Key Words. Digital control; Power system control; Data Acquisition and processing; Generators.

INTRODUCTION The development of modern electric-power systems is characterized by a constant increase in the per-unit power of equipment. complication of the power-system circuits, and increased load-curve nonuniformity. These features of power-system development complicate the requirements for automatic control and regulation devices, motivating constant improvement in control algorithms and hardware for their execution. Conventional excitation control schemes for large turbine generators employ analogue signal processing techniques, using electronic circuits. The technology used has not changed for many years, even though rapid advances have been made in the field of digital control. A wide variety of digital process controllers, some incorporating advanced control algorithms are now available and are widely applied in process control situations. Excitation and governing control can be viewed as the examples of the processor controls, and therefore attention turns to the replacement of the analogue automatic voltage regulator and governor by the digital controllers. Implementation of control algorithms based on advanced control techniques such as self-tuning demands powerful microprocessors. For slowly varying processes, conventional microprocessor technology is sufficient as the sampling rate can be low without loss of stability. The uses of general-purpose microprocessors or microcontrollers fall short when they are applied to high speed tasks such as excitation control in power systems. The problem is that advanced control algorithms, as used in digital filtering and discrete Fourier transforms, demand numerous multiplications and additions. When performed in software on an ordinary processor, these operations can consume too much time to provide high-speed control. Most new classes of control algorithms, along with other algorithms such as state modeling, state estimation, Kalman filtering, and optimal control can be implemented with analog circuitry. In practice, however, it is difficult to design analog

hardware that handles precise and often nonlinear behaviour in real applications. In addition, the modification of a control algorithm implemented in hardware can also be complicated. Changes may sometimes be made simply by substituting a simple component, but can also involve redesigning all part of the system. The approach to solving the speed requirements associated with modern control algorithms is to use a special kind of processor chip. Digital signal processors are constructed to speedily perform the kinds of arithmetic operations associated with digital filtering and processing.

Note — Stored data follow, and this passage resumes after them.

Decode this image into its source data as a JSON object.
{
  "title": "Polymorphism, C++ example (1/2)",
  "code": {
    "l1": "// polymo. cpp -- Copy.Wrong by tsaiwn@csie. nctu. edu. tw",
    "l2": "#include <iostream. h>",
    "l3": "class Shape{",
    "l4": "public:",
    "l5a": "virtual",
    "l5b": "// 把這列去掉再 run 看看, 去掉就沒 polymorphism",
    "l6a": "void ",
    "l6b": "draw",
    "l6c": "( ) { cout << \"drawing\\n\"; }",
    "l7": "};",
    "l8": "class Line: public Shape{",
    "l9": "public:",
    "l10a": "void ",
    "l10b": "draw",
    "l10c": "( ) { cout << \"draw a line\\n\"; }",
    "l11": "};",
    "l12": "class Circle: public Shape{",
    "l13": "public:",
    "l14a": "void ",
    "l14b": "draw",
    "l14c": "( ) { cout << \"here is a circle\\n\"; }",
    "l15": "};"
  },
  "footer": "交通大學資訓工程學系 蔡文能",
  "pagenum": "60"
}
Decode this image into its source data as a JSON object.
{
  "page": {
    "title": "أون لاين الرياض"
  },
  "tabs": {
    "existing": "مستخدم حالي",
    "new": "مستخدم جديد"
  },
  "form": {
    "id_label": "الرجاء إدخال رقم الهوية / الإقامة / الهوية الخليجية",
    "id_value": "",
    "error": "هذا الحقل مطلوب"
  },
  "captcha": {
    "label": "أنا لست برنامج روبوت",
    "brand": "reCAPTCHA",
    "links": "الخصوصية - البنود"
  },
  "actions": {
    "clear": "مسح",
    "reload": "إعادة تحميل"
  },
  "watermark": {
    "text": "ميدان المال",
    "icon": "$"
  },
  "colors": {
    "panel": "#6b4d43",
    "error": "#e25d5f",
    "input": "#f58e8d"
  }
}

Harvard architectures, which employ separated data and instruction memories accessed by separate bus, and high speed hardware multipliers greatly increase speed •

The application of digital signal processorbased systems to the real-time control of generator terminal voltage is a novel approach. In addition to the main task of voltage regulation, the DSP can perform traditional limiting and protective functions. Digital technology also provides the opportunity for remote communication with the power plant central processor and the turbine controls. Another important advantage resulting from the utilization of DSP-based control is that the system is flexible and the parameters and options required for each individual installation are engineered into the software. This paper describes a research project aimed at the development of hardware and software necessary to implement advanced control of terminal voltage on a laboratory model turbogenerator. This is a 3KYA 4-pole machine which is driven by a d.c. motor. The generator is connected to the grid via a lumped parameter transmission line simulator. The project is divided into two sections, relating to measurement and control. The former is to be discussed in detail.

524

Z. Q. Ba, E. Swidenbank and B. W. Hogg SYSTEM DESCRIPTION

For the application mentioned, a modular, simple-to-use DSP control system is required. A possible solution is to use separate measurement and control processors. This introduces "pipelining" into the system, increasing data throughput. The idea is that an independent measurement system will undertake the task of sampling and processing all machine terminal quantities necessary to monitor system operation. This machine transmits all the information necessary for control to the relevant processors. The overlap in processing allows the secondary, control processors to implement complex algorithms within the required sampling time. The configuration of the direct digital excitation-control system for a large synchronous generator is shown in Fig.1. The whole system is designed in modular form. Two DSPs are employed in the system to perform functions of both measurement and control. The system includes the following basic units: 1. DSP processor module; 2. Digital input module (DIN); 3. Analog input module(AIN); The Processor Module The DSP (TMS320) is a single-chip processor, supported circuit are designed to support its operation. The control logic allows both TMS 320 processor and the outside device to control the address bus and data bus of the expended RAM, therefore the application program can be downloaded from outside device. As in most CPU architectures, the TMS supports one interrupt only. The measurement systems are asynchronously interrupting devices and priority interrupt control hardware was developed to support the control hardware design required by the complete system operation. This unit also arbitrates between communicating devices. The AIN Module The r .m. s. voltage, r .m. s. current, and the active and reactive power generated at machine terminals are important quantities in the operation of a synchronous generator. The voltage and current signals are obtained from voltage and current transformers. A second order low-pass filter eliminates the high frequency components and noise from the signal. Sample-and-hold is used to avoid significant errors caused by the delay in sampling. Each input is sequentially connected to an analog multiplexer, the output of which is connected to a 12 bit analog-to-digital converter (A/D). The A/D translates the analog signal into an encoded digital format.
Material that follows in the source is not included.